Angiographie au vert d'indocyanine et néovascularisation occulte dans la dégénérescence maculaire liée à l'âge
 
FORMATION MÉDICALE CONTINUE

TABLE RONDE BIODISPONIBILITÉ

Journal Français d'Ophtalmologie2001; 24: 401-410
© Masson, 2001

M. Mauget-Faÿsse (1)

(1)Centre Ophtalmologique d'Imagerie Laser et de Rééducation de la Basse Vision,14, rue Rabelais, 69003 Lyon, France.

(Les tableaux sont exclusivement disponibles en format PDF).



Reçu le 13 juin 2000. Accepté le 25 octobre 2000.

J. Fr. Ophtalmol., 2000;  24, 4:  401-410

SUMMARY

Indocyanine green angiography and occult neovascularization in age-related macular degeneration

M. Mauget-Faÿsse

Introduction:  Since early 90th, infra-red angiography using indocyanine green, is an additional examination done after fluorescein angiography (FA) very often used in ARMD allowing deep retinal layers and choroid analysis. ICG angiography increases occult new vessels delimitation poorly defined by FA, thus extending the scope of therapy.

Clinical applications:

  1. Classification of four forms of occult choroidal new vessel (CNV) : "early" well defined new vessel networks;  focal neovascularizations, i.e. hot spots; "late" plaques;  and hot-spots associated with plaque.
  1. Improvement in occult CNVs treatment.
  1. Improvement in occult CNVs treatment follow-ups.
  1. Help for ARMD follow-ups.

Conclusion:  ICG angiography, with better choroidal visualization, is nowadays of great importance in ARMD exploration.

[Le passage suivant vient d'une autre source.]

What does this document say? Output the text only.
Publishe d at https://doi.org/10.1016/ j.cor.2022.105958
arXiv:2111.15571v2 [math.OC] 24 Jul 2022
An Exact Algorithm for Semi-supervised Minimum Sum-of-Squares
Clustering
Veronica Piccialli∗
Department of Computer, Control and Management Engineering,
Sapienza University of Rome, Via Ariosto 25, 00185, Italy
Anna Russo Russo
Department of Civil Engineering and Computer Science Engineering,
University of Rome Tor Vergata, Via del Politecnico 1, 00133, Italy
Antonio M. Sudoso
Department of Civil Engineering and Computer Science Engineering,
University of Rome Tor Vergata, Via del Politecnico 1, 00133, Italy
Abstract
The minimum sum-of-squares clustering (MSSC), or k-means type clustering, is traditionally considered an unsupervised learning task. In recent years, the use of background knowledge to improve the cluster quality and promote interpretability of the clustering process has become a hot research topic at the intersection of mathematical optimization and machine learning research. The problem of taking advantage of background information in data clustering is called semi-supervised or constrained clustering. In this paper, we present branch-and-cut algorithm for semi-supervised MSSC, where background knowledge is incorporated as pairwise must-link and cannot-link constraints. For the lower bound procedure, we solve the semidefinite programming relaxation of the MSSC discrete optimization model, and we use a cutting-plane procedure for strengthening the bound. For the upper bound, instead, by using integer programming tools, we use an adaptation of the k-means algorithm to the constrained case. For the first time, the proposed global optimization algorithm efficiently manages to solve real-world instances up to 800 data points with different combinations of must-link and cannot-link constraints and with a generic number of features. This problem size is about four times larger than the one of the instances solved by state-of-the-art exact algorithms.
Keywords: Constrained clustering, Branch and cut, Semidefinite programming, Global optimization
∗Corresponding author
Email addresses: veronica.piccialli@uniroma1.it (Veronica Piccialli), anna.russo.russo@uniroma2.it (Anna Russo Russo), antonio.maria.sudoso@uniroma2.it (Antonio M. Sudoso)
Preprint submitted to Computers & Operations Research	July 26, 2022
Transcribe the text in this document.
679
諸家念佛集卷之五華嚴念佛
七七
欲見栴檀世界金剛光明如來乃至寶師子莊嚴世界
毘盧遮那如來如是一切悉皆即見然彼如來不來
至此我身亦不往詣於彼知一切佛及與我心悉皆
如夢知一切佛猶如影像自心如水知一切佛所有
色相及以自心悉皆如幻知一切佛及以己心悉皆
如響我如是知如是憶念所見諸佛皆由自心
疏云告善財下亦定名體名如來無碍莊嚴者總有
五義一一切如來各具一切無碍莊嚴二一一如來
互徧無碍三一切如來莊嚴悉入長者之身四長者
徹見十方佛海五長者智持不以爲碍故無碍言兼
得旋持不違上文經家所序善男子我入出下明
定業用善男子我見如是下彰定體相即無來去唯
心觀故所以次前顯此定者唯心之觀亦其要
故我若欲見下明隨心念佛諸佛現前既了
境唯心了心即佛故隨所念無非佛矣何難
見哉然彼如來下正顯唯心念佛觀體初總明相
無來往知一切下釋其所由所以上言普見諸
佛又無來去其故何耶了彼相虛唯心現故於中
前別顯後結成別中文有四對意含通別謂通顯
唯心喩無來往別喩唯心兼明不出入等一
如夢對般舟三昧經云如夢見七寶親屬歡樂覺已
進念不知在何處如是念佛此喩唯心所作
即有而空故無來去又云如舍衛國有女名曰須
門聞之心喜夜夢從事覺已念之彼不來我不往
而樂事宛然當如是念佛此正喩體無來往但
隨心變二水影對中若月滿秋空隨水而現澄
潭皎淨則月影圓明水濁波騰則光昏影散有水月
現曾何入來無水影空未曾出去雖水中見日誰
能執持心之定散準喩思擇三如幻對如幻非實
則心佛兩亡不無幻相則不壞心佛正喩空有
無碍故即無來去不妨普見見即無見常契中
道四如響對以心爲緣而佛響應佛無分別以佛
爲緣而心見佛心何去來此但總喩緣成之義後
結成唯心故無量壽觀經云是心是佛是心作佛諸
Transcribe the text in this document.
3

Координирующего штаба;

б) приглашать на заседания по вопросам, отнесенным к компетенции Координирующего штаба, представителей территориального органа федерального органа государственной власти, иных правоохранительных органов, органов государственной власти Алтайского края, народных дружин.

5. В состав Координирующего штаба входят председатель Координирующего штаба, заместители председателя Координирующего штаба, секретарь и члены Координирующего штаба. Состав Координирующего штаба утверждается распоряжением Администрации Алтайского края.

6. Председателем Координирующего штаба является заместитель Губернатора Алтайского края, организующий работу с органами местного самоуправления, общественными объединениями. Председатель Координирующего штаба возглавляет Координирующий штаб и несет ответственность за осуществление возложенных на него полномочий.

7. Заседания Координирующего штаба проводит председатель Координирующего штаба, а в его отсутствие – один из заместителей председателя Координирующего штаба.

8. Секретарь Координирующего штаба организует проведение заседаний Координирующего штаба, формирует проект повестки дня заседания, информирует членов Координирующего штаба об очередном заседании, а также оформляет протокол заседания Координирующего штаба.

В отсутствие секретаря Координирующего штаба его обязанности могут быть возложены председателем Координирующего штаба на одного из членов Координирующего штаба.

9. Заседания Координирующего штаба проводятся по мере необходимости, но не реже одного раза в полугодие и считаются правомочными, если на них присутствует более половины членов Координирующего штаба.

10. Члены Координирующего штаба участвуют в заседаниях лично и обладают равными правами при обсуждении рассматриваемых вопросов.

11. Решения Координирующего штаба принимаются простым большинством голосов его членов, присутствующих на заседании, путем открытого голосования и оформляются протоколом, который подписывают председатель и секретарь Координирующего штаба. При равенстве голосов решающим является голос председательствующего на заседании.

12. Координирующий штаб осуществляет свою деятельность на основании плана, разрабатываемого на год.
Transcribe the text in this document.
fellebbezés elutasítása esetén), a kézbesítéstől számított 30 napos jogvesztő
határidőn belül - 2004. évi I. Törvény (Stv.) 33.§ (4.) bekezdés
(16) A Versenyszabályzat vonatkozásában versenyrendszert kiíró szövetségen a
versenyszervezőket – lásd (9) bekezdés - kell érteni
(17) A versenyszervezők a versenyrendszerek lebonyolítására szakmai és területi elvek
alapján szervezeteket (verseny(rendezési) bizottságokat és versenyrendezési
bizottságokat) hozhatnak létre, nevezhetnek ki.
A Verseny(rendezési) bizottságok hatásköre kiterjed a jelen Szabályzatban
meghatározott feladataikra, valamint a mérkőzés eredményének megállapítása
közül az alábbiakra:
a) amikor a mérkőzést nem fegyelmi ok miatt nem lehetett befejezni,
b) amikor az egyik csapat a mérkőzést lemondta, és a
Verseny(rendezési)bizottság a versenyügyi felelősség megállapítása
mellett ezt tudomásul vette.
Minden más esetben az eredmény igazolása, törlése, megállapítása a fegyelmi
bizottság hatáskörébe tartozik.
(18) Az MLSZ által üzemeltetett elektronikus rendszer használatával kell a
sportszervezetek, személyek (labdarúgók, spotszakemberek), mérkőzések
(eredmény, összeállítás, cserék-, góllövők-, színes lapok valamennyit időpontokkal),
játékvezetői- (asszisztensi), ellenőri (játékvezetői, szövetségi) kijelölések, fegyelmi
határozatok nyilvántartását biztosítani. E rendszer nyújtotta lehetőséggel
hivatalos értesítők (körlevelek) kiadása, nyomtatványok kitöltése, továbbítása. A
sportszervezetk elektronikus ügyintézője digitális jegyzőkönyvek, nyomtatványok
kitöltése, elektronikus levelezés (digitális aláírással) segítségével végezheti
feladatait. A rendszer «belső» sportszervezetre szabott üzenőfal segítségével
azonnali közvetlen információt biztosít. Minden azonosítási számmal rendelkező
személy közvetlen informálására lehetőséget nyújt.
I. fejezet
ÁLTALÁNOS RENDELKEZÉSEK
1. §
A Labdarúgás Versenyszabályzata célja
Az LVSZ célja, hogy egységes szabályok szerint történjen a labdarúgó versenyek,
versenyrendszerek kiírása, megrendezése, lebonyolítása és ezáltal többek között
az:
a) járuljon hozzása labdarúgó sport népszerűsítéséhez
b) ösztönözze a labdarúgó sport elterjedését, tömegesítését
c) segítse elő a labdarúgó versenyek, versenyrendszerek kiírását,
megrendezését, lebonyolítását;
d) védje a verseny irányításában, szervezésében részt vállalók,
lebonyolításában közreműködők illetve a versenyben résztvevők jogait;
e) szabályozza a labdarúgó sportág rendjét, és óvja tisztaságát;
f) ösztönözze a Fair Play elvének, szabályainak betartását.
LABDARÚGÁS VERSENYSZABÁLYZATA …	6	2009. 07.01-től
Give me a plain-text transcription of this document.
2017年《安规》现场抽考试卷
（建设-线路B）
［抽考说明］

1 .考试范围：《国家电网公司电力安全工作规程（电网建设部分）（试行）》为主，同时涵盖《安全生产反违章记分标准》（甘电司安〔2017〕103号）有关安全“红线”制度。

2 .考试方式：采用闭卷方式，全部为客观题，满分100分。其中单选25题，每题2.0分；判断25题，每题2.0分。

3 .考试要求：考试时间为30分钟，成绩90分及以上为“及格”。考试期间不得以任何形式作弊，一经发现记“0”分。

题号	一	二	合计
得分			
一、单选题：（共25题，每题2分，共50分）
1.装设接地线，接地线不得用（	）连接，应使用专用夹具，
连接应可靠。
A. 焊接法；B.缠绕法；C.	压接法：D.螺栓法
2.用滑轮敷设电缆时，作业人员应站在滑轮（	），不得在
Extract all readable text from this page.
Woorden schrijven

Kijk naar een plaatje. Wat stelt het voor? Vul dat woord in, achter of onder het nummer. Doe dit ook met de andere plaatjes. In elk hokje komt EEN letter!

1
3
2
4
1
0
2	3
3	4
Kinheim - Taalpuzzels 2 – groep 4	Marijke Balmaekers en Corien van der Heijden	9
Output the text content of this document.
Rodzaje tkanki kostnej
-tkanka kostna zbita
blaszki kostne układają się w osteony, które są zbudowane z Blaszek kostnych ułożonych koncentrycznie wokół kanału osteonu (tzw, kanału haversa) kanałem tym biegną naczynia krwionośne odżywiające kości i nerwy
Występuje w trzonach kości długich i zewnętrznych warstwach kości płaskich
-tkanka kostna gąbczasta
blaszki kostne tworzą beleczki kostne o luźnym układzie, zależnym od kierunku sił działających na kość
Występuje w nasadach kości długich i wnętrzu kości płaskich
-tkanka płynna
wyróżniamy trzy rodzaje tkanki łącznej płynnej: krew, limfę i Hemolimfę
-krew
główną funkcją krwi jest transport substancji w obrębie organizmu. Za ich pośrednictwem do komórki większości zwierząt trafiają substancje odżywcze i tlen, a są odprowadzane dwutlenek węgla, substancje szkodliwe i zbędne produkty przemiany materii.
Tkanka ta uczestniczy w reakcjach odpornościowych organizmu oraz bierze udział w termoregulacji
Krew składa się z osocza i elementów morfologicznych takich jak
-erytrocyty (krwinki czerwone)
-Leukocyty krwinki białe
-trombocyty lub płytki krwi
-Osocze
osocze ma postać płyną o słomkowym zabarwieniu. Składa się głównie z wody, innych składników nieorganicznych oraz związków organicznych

Key words : Age-related macular degeneration. , choroid. , choroidal new vessels. , hot-spot. , indocyanin green angiography. , infracyanine. , infrared-light. , plaque.

RÉSUMÉ

Angiographie au vert d'indocyanine et néovascularisation occulte dans la dégénérescence maculaire liée à l'âge

Introduction :éveloppée depuis le début des années 90, l'angiographie en lumière infrarouge au vert d'indocyanine (ICG) est un examen complémentaire à l'angiographie à la fluorescéine, très utilisé dans la DMLA. Elle permet l'analyse des couches profondes de la rétine et de la choroïde, d'où son principal intérêt d'augmenter la définition des néovaisseaux occultes (NVO) mal visibles à l'angiographie à la fluorescéine (AF) et d'améliorer les possibilités thérapeutiques de la forme exsudative de la DMLA.

Applications cliniques :

  1. Classification sémiologique en 4 formes cliniques des néovaisseaux occultes : les lacis néovasculaires « précoces », les néovascularisations focales ou hot-spots, les plaques « tardives », et les associations hot-spots-plaques.
  2. Amélioration des possibilités de traitement des néovaisseaux occultes.
  3. Amélioration des surveillances post-traitement.
  4. Aide à la surveillance générale des DMLA.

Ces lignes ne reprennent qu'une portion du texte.